Gene-Splicers Versus Glue-Sniffers
The molecular biology of paradise
        The prospect of a lifetime of genetically-engineered sublimity strikes some contemporary Savages as no less appalling than getting high with drugs. The traditional conception of living happily-ever-after in Heaven probably hasn't thrilled them unduly either; but the unusual eminence of its Author has discouraged overt criticism. In any event, the consensus seems to be that God's PR representatives did a poor job in selling The Other Place to his acolytes. Today, many people find the idea of winning the national lottery far more appealing; and in fairness, it probably offers better odds. Possibly His representatives on earth should have tried harder to make Heaven sound more appealing. One worries that an eternity spent worshipping Him might begin to pall.
        But the Death Of God, or at least his discreet departure to a backstage role, shouldn't mean we're doomed to abandon any notion of heaven, and certainly not on earth. Suffering, whether it's irksome or too terrible for words, doesn't have to be part of life at all.

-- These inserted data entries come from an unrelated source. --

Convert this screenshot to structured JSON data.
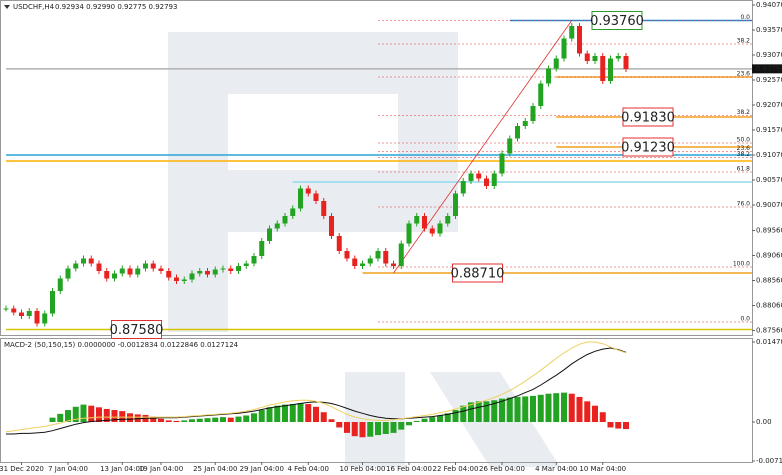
{
  "chart_data": {
    "type": "candlestick",
    "symbol": "USDCHF,H4",
    "quote": "0.92934 0.92990 0.92775 0.92793",
    "categories": [
      null,
      null,
      "31 Dec 2020",
      null,
      null,
      null,
      null,
      null,
      "7 Jan 04:00",
      null,
      null,
      null,
      null,
      null,
      null,
      "13 Jan 04:00",
      null,
      null,
      null,
      null,
      "19 Jan 04:00",
      null,
      null,
      null,
      null,
      null,
      null,
      "25 Jan 04:00",
      null,
      null,
      null,
      null,
      null,
      "29 Jan 04:00",
      null,
      null,
      null,
      null,
      null,
      "4 Feb 04:00",
      null,
      null,
      null,
      null,
      null,
      null,
      "10 Feb 04:00",
      null,
      null,
      null,
      null,
      null,
      "16 Feb 04:00",
      null,
      null,
      null,
      null,
      null,
      "22 Feb 04:00",
      null,
      null,
      null,
      null,
      null,
      "26 Feb 04:00",
      null,
      null,
      null,
      null,
      null,
      null,
      "4 Mar 04:00",
      null,
      null,
      null,
      null,
      null,
      "10 Mar 04:00",
      null,
      null,
      null
    ],
    "close": [
      0.88,
      0.8792,
      0.8785,
      0.8795,
      0.877,
      0.879,
      0.8835,
      0.886,
      0.888,
      0.889,
      0.89,
      0.889,
      0.8875,
      0.886,
      0.887,
      0.888,
      0.8868,
      0.888,
      0.889,
      0.888,
      0.8875,
      0.8862,
      0.8855,
      0.8858,
      0.887,
      0.8875,
      0.8868,
      0.8878,
      0.888,
      0.8875,
      0.8885,
      0.889,
      0.8905,
      0.8935,
      0.896,
      0.897,
      0.8985,
      0.9,
      0.904,
      0.903,
      0.9015,
      0.8985,
      0.8945,
      0.8915,
      0.89,
      0.8885,
      0.889,
      0.89,
      0.8915,
      0.889,
      0.8885,
      0.893,
      0.897,
      0.8985,
      0.896,
      0.895,
      0.897,
      0.8985,
      0.903,
      0.9055,
      0.907,
      0.906,
      0.9045,
      0.907,
      0.911,
      0.914,
      0.9165,
      0.9175,
      0.9205,
      0.925,
      0.928,
      0.93,
      0.934,
      0.9365,
      0.931,
      0.9295,
      0.9305,
      0.9255,
      0.93,
      0.9305,
      0.9279
    ],
    "up_color": "#22a322",
    "down_color": "#e8221e",
    "ylim": [
      0.8747,
      0.9417
    ],
    "yticks": [
      {
        "value": 0.9407,
        "label": "0.94070"
      },
      {
        "value": 0.9357,
        "label": "0.93570"
      },
      {
        "value": 0.9307,
        "label": "0.93070"
      },
      {
        "value": 0.9257,
        "label": "0.92570"
      },
      {
        "value": 0.9207,
        "label": "0.92070"
      },
      {
        "value": 0.9157,
        "label": "0.91570"
      },
      {
        "value": 0.9107,
        "label": "0.91070"
      },
      {
        "value": 0.9057,
        "label": "0.90570"
      },
      {
        "value": 0.9007,
        "label": "0.90070"
      },
      {
        "value": 0.8956,
        "label": "0.89560"
      },
      {
        "value": 0.8906,
        "label": "0.89060"
      },
      {
        "value": 0.8856,
        "label": "0.88560"
      },
      {
        "value": 0.8806,
        "label": "0.88060"
      },
      {
        "value": 0.8756,
        "label": "0.87560"
      }
    ],
    "current_price": {
      "value": 0.92793,
      "label": "0.92793"
    },
    "levels": [
      {
        "price": 0.9376,
        "color": "#1e8fd6",
        "start": 65
      },
      {
        "price": 0.9107,
        "color": "#29a3d6",
        "start": 0
      },
      {
        "price": 0.9095,
        "color": "#ffb000",
        "start": 0
      },
      {
        "price": 0.9053,
        "color": "#8fdcea",
        "start": 37
      },
      {
        "price": 0.92793,
        "color": "#b0b0b0",
        "start": 0
      },
      {
        "price": 0.9263,
        "color": "#f0a020",
        "start": 71
      },
      {
        "price": 0.9183,
        "color": "#f0a020",
        "start": 71
      },
      {
        "price": 0.9123,
        "color": "#f0a020",
        "start": 71
      },
      {
        "price": 0.8871,
        "color": "#f0a020",
        "start": 46
      },
      {
        "price": 0.8758,
        "color": "#d4c400",
        "start": 0
      }
    ],
    "fibo": {
      "color": "#e03030",
      "start": 48,
      "levels": [
        {
          "label": "0.0",
          "price": 0.9376
        },
        {
          "label": "38.2",
          "price": 0.9329
        },
        {
          "label": "23.6",
          "price": 0.9263
        },
        {
          "label": "38.2",
          "price": 0.9186
        },
        {
          "label": "50.0",
          "price": 0.9131
        },
        {
          "label": "23.6",
          "price": 0.9114
        },
        {
          "label": "38.2",
          "price": 0.9102
        },
        {
          "label": "61.8",
          "price": 0.9073
        },
        {
          "label": "76.0",
          "price": 0.9003
        },
        {
          "label": "100.0",
          "price": 0.8883
        },
        {
          "label": "0.0",
          "price": 0.8773
        }
      ]
    },
    "trendline": {
      "x": [
        50,
        73
      ],
      "y": [
        0.8871,
        0.9376
      ],
      "color": "#e03030"
    },
    "annotations": [
      {
        "label": "0.93760",
        "value": 0.9376,
        "color": "#2a9a2a",
        "at": 76
      },
      {
        "label": "0.91830",
        "value": 0.9183,
        "color": "#e03030",
        "at": 80
      },
      {
        "label": "0.91230",
        "value": 0.9123,
        "color": "#e03030",
        "at": 80
      },
      {
        "label": "0.88710",
        "value": 0.8871,
        "color": "#e03030",
        "at": 58
      },
      {
        "label": "0.87580",
        "value": 0.8758,
        "color": "#e03030",
        "at": 14
      }
    ],
    "macd": {
      "title": "MACD-2 (50,150,15) 0.0000000 -0.0012834 0.0122846 0.0127124",
      "ylim": [
        -0.00735,
        0.01544
      ],
      "yticks": [
        0.0147039,
        {
          "value": 0,
          "label": "0.00"
        },
        -0.007163
      ],
      "histogram": [
        null,
        null,
        null,
        null,
        null,
        null,
        0.0008,
        0.0015,
        0.0022,
        0.0028,
        0.0032,
        0.003,
        0.0027,
        0.0024,
        0.0022,
        0.002,
        0.0016,
        0.0014,
        0.0013,
        0.001,
        0.0006,
        0.0003,
        0.0002,
        0.0003,
        0.0005,
        0.0006,
        0.0007,
        0.0008,
        0.0009,
        0.0008,
        0.001,
        0.0012,
        0.0016,
        0.0022,
        0.0027,
        0.003,
        0.0032,
        0.0033,
        0.0035,
        0.0033,
        0.0028,
        0.0018,
        0.0005,
        -0.001,
        -0.002,
        -0.0026,
        -0.0028,
        -0.0027,
        -0.0024,
        -0.0022,
        -0.002,
        -0.0014,
        -0.0006,
        0.0002,
        0.0006,
        0.0009,
        0.0012,
        0.0016,
        0.0022,
        0.003,
        0.0036,
        0.0038,
        0.0038,
        0.004,
        0.0043,
        0.0045,
        0.0046,
        0.0047,
        0.0048,
        0.005,
        0.0052,
        0.0053,
        0.0054,
        0.0052,
        0.0046,
        0.0038,
        0.003,
        0.0018,
        -0.001,
        -0.0012,
        -0.0013
      ],
      "lines": [
        {
          "color": "#111111",
          "values": [
            -0.0022,
            -0.0022,
            -0.0021,
            -0.0021,
            -0.002,
            -0.0019,
            -0.0016,
            -0.0012,
            -0.0008,
            -0.0004,
            -0.0001,
            0.0001,
            0.0002,
            0.0003,
            0.0004,
            0.0005,
            0.0005,
            0.0006,
            0.0007,
            0.0007,
            0.0008,
            0.0008,
            0.0008,
            0.0009,
            0.001,
            0.0011,
            0.0012,
            0.0013,
            0.0014,
            0.0015,
            0.0016,
            0.0018,
            0.002,
            0.0023,
            0.0026,
            0.0028,
            0.003,
            0.0032,
            0.0034,
            0.0036,
            0.0037,
            0.0036,
            0.0034,
            0.003,
            0.0025,
            0.002,
            0.0016,
            0.0012,
            0.0009,
            0.0007,
            0.0006,
            0.0006,
            0.0007,
            0.0008,
            0.0009,
            0.001,
            0.0012,
            0.0014,
            0.0017,
            0.002,
            0.0024,
            0.0027,
            0.003,
            0.0034,
            0.0038,
            0.0043,
            0.0048,
            0.0054,
            0.006,
            0.0068,
            0.0077,
            0.0086,
            0.0096,
            0.0107,
            0.0116,
            0.0124,
            0.013,
            0.0134,
            0.0136,
            0.0133,
            0.0128
          ]
        },
        {
          "color": "#f0d060",
          "values": [
            -0.0018,
            -0.0016,
            -0.0014,
            -0.0012,
            -0.001,
            -0.0008,
            -0.0005,
            -0.0002,
            0.0002,
            0.0005,
            0.0007,
            0.0008,
            0.0009,
            0.0009,
            0.0009,
            0.0009,
            0.0009,
            0.0009,
            0.0009,
            0.0009,
            0.0009,
            0.0009,
            0.0009,
            0.001,
            0.0011,
            0.0012,
            0.0013,
            0.0014,
            0.0015,
            0.0016,
            0.0018,
            0.002,
            0.0023,
            0.0027,
            0.0031,
            0.0034,
            0.0037,
            0.0039,
            0.004,
            0.004,
            0.0038,
            0.0034,
            0.0028,
            0.0021,
            0.0014,
            0.0009,
            0.0006,
            0.0004,
            0.0003,
            0.0003,
            0.0004,
            0.0006,
            0.0008,
            0.001,
            0.0012,
            0.0014,
            0.0017,
            0.002,
            0.0024,
            0.0028,
            0.0032,
            0.0036,
            0.004,
            0.0045,
            0.0051,
            0.0058,
            0.0066,
            0.0075,
            0.0085,
            0.0095,
            0.0106,
            0.0117,
            0.0127,
            0.0136,
            0.0143,
            0.0147,
            0.0147,
            0.0144,
            0.0138,
            0.0132,
            0.0127
          ]
        }
      ]
    }
  }
}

        Unfortunately, the proposal that aversive experience should be eliminated in toto via biotechnology tends to find itself assimilated to two stereotypes.

the image of an intra-cranially self-stimulating rat. Its degraded frenzy of lever-pressing is eventually followed by death from inanition and self-neglect.

soma and visions of Brave New World.
And just as during much of the Twentieth Century, any plea for greater social justice could be successfully damned as Communist, likewise today, any strategy to eradicate suffering is likely to be condemned in similar reactionary terms: either wirehead hedonism or revamped Brave New World. This response is not just facile and simplistic. If it gains currency, the result is morally catastrophic.
        Of course, the abolitionist issue rarely arises. Typically, universal bliss is still more-or-less unthinkingly dismissed as technically impossible. Insofar as the prospect is even contemplated - grudgingly - it is usually assumed that the new regime would be underwritten day-by-day with drugs or, more crudely, electrodes in the pleasure-centres.

        These techniques have their uses. Yet in the medium-to-long-term, stopgaps won't be enough. All use of psychoactive drugs may be conceived as an attempt to correct something pathological with one's state of consciousness. There's something deeply wrong with our brains. If what we had now was OK, we wouldn't try to change it. But it isn't, so we do. Mature biological psychiatry will recognise inadequate bliss as a pandemic form of mental ill-health: good for selfish DNA in the ancestral environment where the adaptation arose, but bad for its throwaway vehicles, notably us. The whole gamut of behavioural conditioning, socio-economic reform, talk-therapies - and even euphoriant superdrugs - are just palliatives, not cures, for a festering global illness. Its existence demands a global eradication program, not idle philosophical manifestos and scientific belles lettres.

        But one does one's best. The ideological obstacles to genetically pre-programmed mental super-health are actually more daunting than the technical challenges. To be cured, hypo-hedonia must be recognised as a primarily genetic deficiency-disorder. Designer mood-brighteners and anti-anxiety agents to alleviate it are sometimes branded "lifestyle-drugs"; but this is to trivialise a serious medical condition which must be corrected at source. Happily, our hereditary neuropsychiatric disorder is likely to become extinct within a few generations. Aversive experience, and the poisonous metabolic pathways that mediate its textures, will become physiologically impossible once the genes coding its neural substrates have been eliminated. We won't miss its corrupting effect when it's gone.

        In the medium-term, the functional equivalent of aversive experience can help animate us instead. Late in the Third Millennium and beyond, its functional successor will be expressed as gradients of majestic well-being. Our descendants will enjoy a civilisation based on pleasure-gradients: whether steep or shallow, we simply don't know. Such a global species-project does not have the desperate moral urgency of eliminating the phenomenon of pain - both "mental" and "physical", human and non-human alike. Abolishing raw nastiness - sometimes vile beyond belief - remains the over-riding ethical priority. One doesn't have to be an outright negative utilitarian to acknowledge that getting rid of agony takes moral precedence over maximising pleasure. But both genetic fundamentalists and gung-ho advocates of Better Living Through Chemistry today agree on one crucial issue. There is no sense in sustaining a legacy of mood-darkening metabolic pathways out of superstitious deference to our savage past.